La France et l'Europe sont-elles en retard sur la 5G, comme l'affirment certains ? Ce n'est visiblement pas le cas sur les expérimentations de la part des opérateurs, mais la situation est plus compliquée sur l'attribution des nouvelles fréquences. Il convient donc d'être prudent sur les annonces des uns et des autres.

Il est parfois important de se poser et de faire le point. C'est le cas sur le 5G avec des annonces tous azimuts de la part des constructeurs de smartphones, des fabricants de modems, des régulateurs, des politiques, etc.

Certains promettent monts et merveilles avec des débits décuplés, une latence de quelques millisecondes, des avancées pour les voitures autonomes, des opérations chirurgicales à distance, tandis que d'autres brandissent le spectre des risques sur la neutralité du Net et de renforcement de la fracture numérique.

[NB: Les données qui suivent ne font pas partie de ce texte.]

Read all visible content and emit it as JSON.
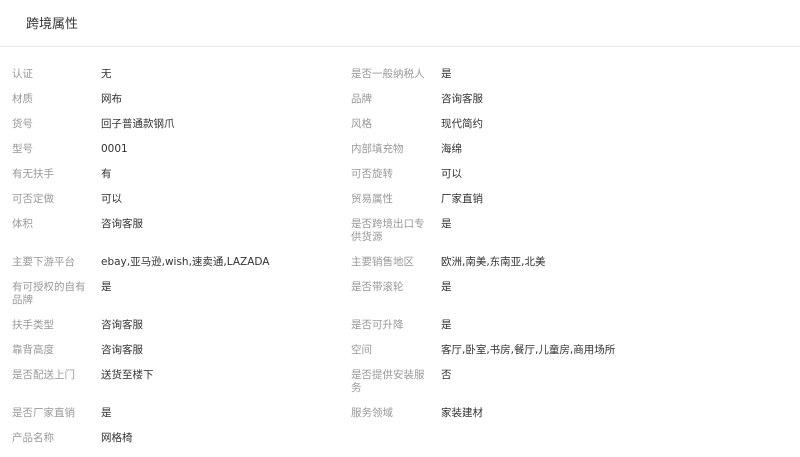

La norme en attente d'une ratification, de la « fausse » 5G en attendant

Toute cette agitation, alors que la 5G n'est même pas encore ratifiée... et ne devrait pas l'être avant l'année prochaine. Fin 2017, la 3GPP validait la « 5G NSA », c'est-à-dire la « 5G Non Standalone », une manière élégante de parler de 5G... sur un cœur de réseau 4G. Elle aurait presque pu s'appeler « 4G++ », mais « 5G NSA » semblait davantage dans l'air du temps.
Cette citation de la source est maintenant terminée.